Senior Bella Jacopille said some of the ideas discussed in the classroom were demonstrated in the real world through the program’s weekly trips.

“We went to Mei Mei [Dumplings] in South Boston and we spoke with the owner, Irene [Li], about how she incorporates food justice and sustainability in her restaurant. It’s such a difficult thing to be a large scale, sustainable restaurant, but she just explained it so well,” Jacopille said. “It was really lovely to hear from her and to see how she’s working so hard and [how] she’s making such a big impact on her community.

The program also visited the Food Project in Dorchester, the Urban Farming Institute in Mattapan and the Dorchester Food Co-Op in Boston. Senior Edie Kindall said through these trips, her eyes opened to the farming and food justice work being done all around Boston.
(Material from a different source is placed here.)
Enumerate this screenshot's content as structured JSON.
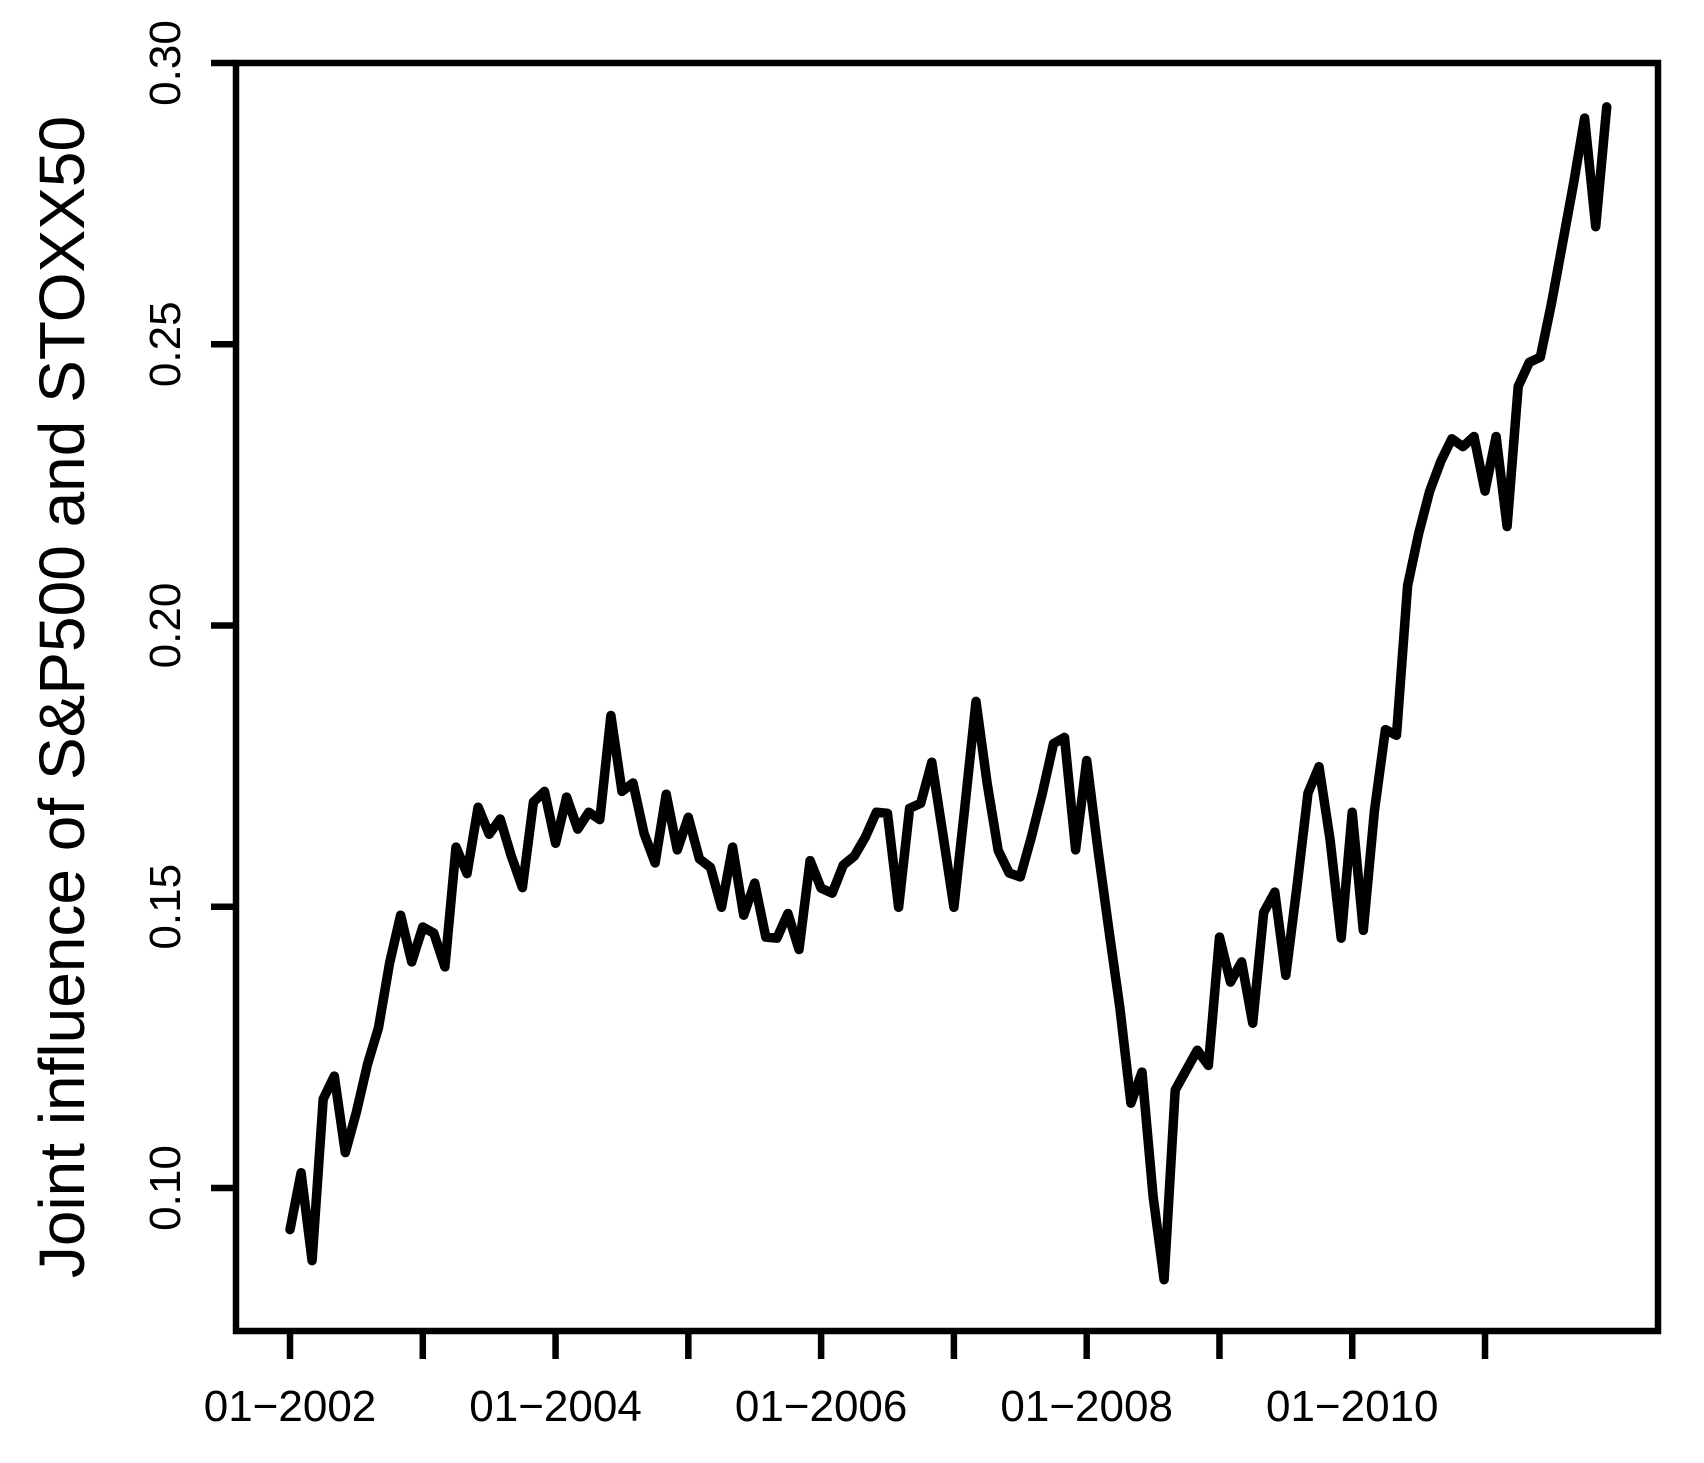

“I think oftentimes people think that in really developed areas, it’s just building and empty parking lots and bus stops, but there is a lot of really intense farm work that is happening, even if it’s in cities,” Kindall said. “You could be driving on one of the biggest roads, and then, one block over is this huge, sprawling farm you would never know was there if you never went back there.”

While this program is centered around farming, learning about heritage and culture and understanding the numerous systemic injustices within our food system, Grande said there is also a mental and emotional health aspect of Growing Empowerment.

“There is a lot of evidence that young people benefit from working in food production [and] in gardening,” Grande said. “The act of getting your hands in the soil, of seeing something that you started and how it changed over time and grew [is powerful]. There are all kinds of dimensions [that] tend to have really positive impacts on us emotionally and psychologically.”

Jacopille said she experienced firsthand the serenity and emotional support that these outdoor spaces can offer.

“Just being around nature so much is so rewarding for your mental health and for just being alive,” Jacopille said. “When you’re around gardens so much, around life that’s growing, it just makes you happy.”